Working class rising in Africa, Middle East

The past weeks have seen the re-emergence of the working class as a powerful political social force in Northern Africa and the Middle East.

In Tunisia, the 23-year-old dictatorial regime of Zine al-Abidine Ben Ali – long considered among the more stable bulwarks of U.S. imperialism in Northern Africa – was brought down after weeks of demonstrations against high unemployment, rising food prices, and government corruption.

Moreover, efforts to set up a “unity government” consisting of former officials of Ben Ali’s administration and elements from various oppositional parties have been thwarted. Mass protest continues in defiance of curfews and repression.

Similar demonstrations have broken out in Egypt, Algeria, Jordan and Yemen but could spread to almost any corner of the globe given the universality of the social grievances involved. Many demonstrators have openly expressed solidarity with struggles being waged in other parts of the region.

The eruption of the Egyptian working class last week has been accompanied with demands that dictator Hosni Mubarak, who has ruled the country with U.S.-backing for nearly three decades, follow Ben Ali’s example and leave the country.

Notwithstanding its hypocritical urges for the Egyptian military to show restraint, the Obama administration appears ready to defend Mubarak, or at least a regime as amicable to its interests in the region, to the last, regardless of the blood spilled.

It should be noted the religious right has played virtually no role in these events. Neither have the trade unions, outside of their belated attempts to gain some control over them.

In the case of the former, the traditional ideological trappings of religion have been crushed under the weight of objective social conditions. In the latter, the old limited forms of class struggle have been superseded by the scope of the economic crisis. Both developments are welcome.

But while these developments have opened unprecedented opportunities, they have also produced enormous dangers. Without the formation of a leadership capable and determined to realize the aspirations of the masses, the movement will be diverted or crushed, inevitably leading to more repression and dictatorship.
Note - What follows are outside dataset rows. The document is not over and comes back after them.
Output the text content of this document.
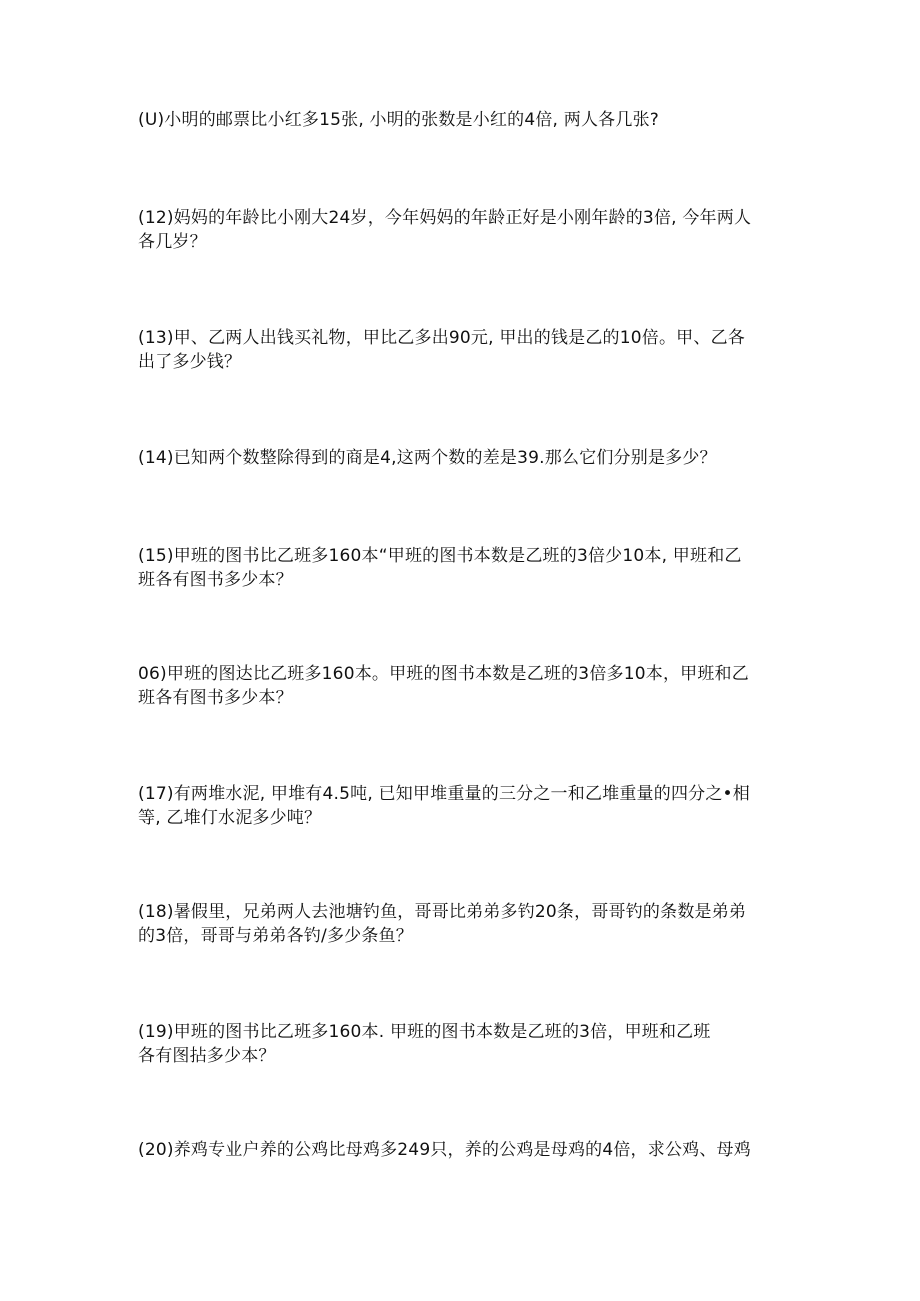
(U)小明的邮票比小红多15张, 小明的张数是小红的4倍, 两人各几张?
(12)妈妈的年龄比小刚大24岁，今年妈妈的年龄正好是小刚年龄的3倍, 今年两人
各几岁？
(13)甲、乙两人出钱买礼物，甲比乙多出90元, 甲出的钱是乙的10倍。甲、乙各
出了多少钱？
(14)已知两个数整除得到的商是4,这两个数的差是39.那么它们分别是多少？
(15)甲班的图书比乙班多160本“甲班的图书本数是乙班的3倍少10本, 甲班和乙
班各有图书多少本？
06)甲班的图达比乙班多160本。甲班的图书本数是乙班的3倍多10本，甲班和乙
班各有图书多少本？
(17)有两堆水泥, 甲堆有4.5吨, 已知甲堆重量的三分之一和乙堆重量的四分之•相
等, 乙堆仃水泥多少吨？
(18)暑假里，兄弟两人去池塘钓鱼，哥哥比弟弟多钓20条，哥哥钓的条数是弟弟
的3倍，哥哥与弟弟各钓/多少条鱼？
(19)甲班的图书比乙班多160本. 甲班的图书本数是乙班的3倍，甲班和乙班
各有图拈多少本？
(20)养鸡专业户养的公鸡比母鸡多249只，养的公鸡是母鸡的4倍，求公鸡、母鸡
The mass upsurges are the product of an international crisis of capitalism. Therefore, it follows that the mass movement will succeed only under a leadership with an internationalist and socialist perspective.

It has long been commonplace to write off the African and Middle Eastern working class as too conservative, divided, repressed and under the spell of religious fundamentalism to conduct any organized revolutionary action, let alone one which threatens to transcend national boundaries. Such impressions have been demonstrated to be bankrupt in relation to social phenomena.
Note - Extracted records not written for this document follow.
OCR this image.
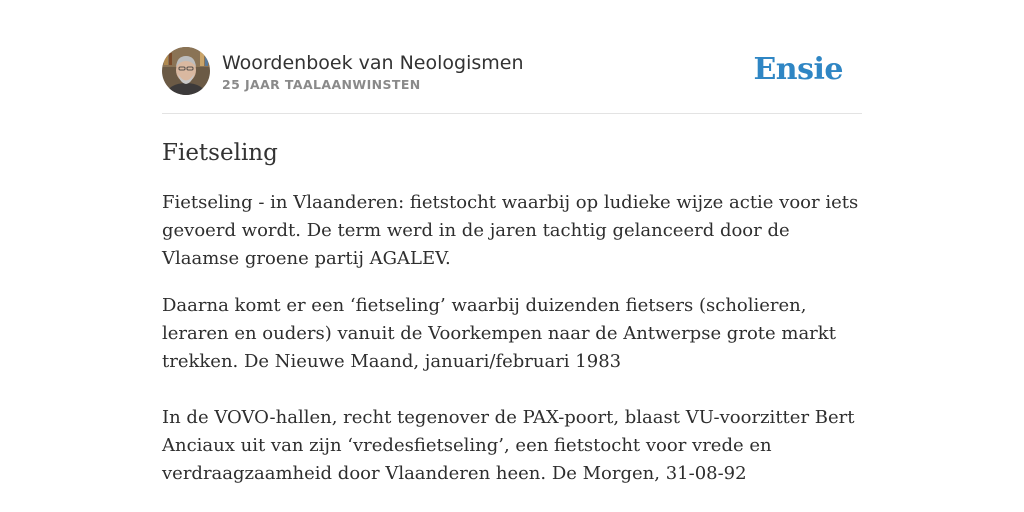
Woordenboek van Neologismen
25 JAAR TAALAANWINSTEN	Ensie
Fietseling
Fietseling - in Vlaanderen: fietstocht waarbij op ludieke wijze actie voor iets gevoerd wordt. De term werd in de jaren tachtig gelanceerd door de Vlaamse groene partij AGALEV.
Daarna komt er een ‘fietseling’ waarbij duizenden fietsers (scholieren, leraren en ouders) vanuit de Voorkempen naar de Antwerpse grote markt trekken. De Nieuwe Maand, januari/februari 1983
In de VOVO-hallen, recht tegenover de PAX-poort, blaast VU-voorzitter Bert Anciaux uit van zijn ‘vredesfietseling’, een fietstocht voor vrede en verdraagzaamheid door Vlaanderen heen. De Morgen, 31-08-92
More significant, however, are the consequences which logically follow for another impressionistic outlook closer to home, that of “American exceptionalism.”

Proponents of this concept hold the unique position of the U.S. internationally allows it to provide a higher standard of living to its native workforce. This immunizes workers against radical ideology, cultivates complacency, and exempts the country from the open class conflict that plagues the rest of the world.
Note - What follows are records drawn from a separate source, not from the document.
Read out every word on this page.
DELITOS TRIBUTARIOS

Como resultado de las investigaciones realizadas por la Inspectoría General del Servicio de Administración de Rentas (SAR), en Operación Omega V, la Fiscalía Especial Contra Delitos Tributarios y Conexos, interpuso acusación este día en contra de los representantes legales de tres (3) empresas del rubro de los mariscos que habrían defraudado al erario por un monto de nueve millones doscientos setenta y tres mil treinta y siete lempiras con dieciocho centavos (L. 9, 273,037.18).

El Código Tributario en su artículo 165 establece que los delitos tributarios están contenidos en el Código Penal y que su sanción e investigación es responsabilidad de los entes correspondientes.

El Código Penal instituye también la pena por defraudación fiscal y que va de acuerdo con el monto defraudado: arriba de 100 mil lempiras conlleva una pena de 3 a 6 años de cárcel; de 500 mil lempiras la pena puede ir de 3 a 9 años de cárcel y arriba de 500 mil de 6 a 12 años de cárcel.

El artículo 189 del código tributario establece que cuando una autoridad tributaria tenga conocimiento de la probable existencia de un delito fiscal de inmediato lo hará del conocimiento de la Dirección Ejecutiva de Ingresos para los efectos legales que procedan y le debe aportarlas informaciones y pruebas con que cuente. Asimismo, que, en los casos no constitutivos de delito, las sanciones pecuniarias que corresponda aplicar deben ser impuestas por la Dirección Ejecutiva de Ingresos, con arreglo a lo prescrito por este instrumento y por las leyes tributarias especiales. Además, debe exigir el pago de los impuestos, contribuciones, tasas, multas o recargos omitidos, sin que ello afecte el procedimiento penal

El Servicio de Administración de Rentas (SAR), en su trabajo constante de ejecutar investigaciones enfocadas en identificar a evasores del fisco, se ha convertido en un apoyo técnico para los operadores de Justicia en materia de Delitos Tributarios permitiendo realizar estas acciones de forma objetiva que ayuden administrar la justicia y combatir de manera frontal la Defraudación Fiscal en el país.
While there was some factual basis to this theory historically, its peddlers today overlook the fact that the decline of the United States on the world stage over the last 30 years has undermined the very unique position that rendered such a strategy temporarily valid. The impression of a servile American working class will be dispelled sooner rather than later.

If the international crisis of capitalism has provided the social conditions by which an upsurge in Tunisia threatens to engulf the region, it has also provided the conditions under which a movement by the American working class will reverberate around the world. This makes the American working class the most revolutionary social force on the planet, albeit still unconscious of this fact.

As the British Trotskyist, Gerry Healy, once noted, the international working class will knock capitalism down, but the American working class will kick it to death.